Valencia Howard, third-year Florida A&M University psychology student and Panama City native, feels that the new alcohol ban on the beach in PCB has taken the fun out of spring break. 

"Honestly, spring break is no more," Howard said. "There's no more spring break in Panama City, so I would suggest no one come." 

Panama City residents have echoed the same message all month long. 

Spring break has drawn thousands of young people to Panama City Beach each year for decades, with the number of students flocking to the island peaking during the MTV Spring Break era and again in 2015.

With the resurgence of Panama City as a premier spring break destination over the past few years, it brought with it an unprecedented influx of criminal activity. 

Spring break 2015 was the worst ever, according to police, local officials and residents, as shootings, drunken injuries, drug and gun busts and sexual assaults occurred with alarming frequency.

The situation had already become unacceptable to local law enforcement agencies when a shocking YouTube video of a girl being raped in broad daylight on the white PCB sand while college students partied just feet away went viral.

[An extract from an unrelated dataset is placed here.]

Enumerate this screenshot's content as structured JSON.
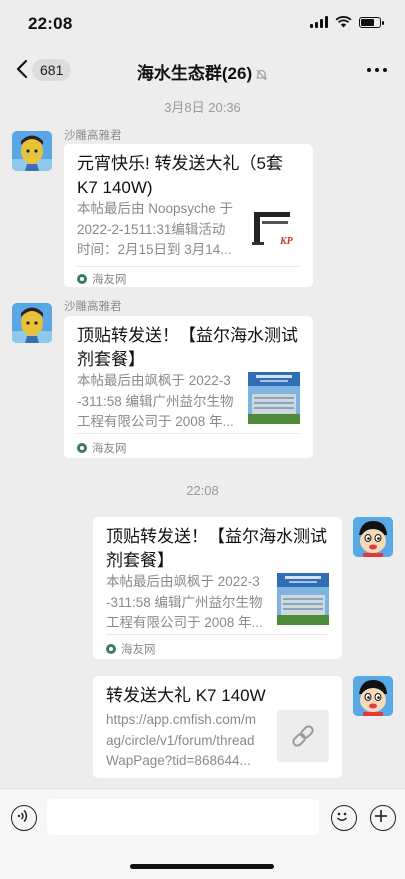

Brandon Graham, a fourth-year FAMU pharmacy student from Orlando, said that Miami was not the best substitute destination for Panama City. 

"Miami is beautiful and all, and the club scene is everything you expect to be, but the city just isn't college-student friendly," Graham said. "The city is so big, and it's too congested with all the extra college students there, and not to mention it is ridiculously expensive."

With the businesses in Panama City suffering, and college students unhappy with the spring break destination substitutes, only time will tell if Panama City leaders will lift the drinking ban and bring back their best tourism season.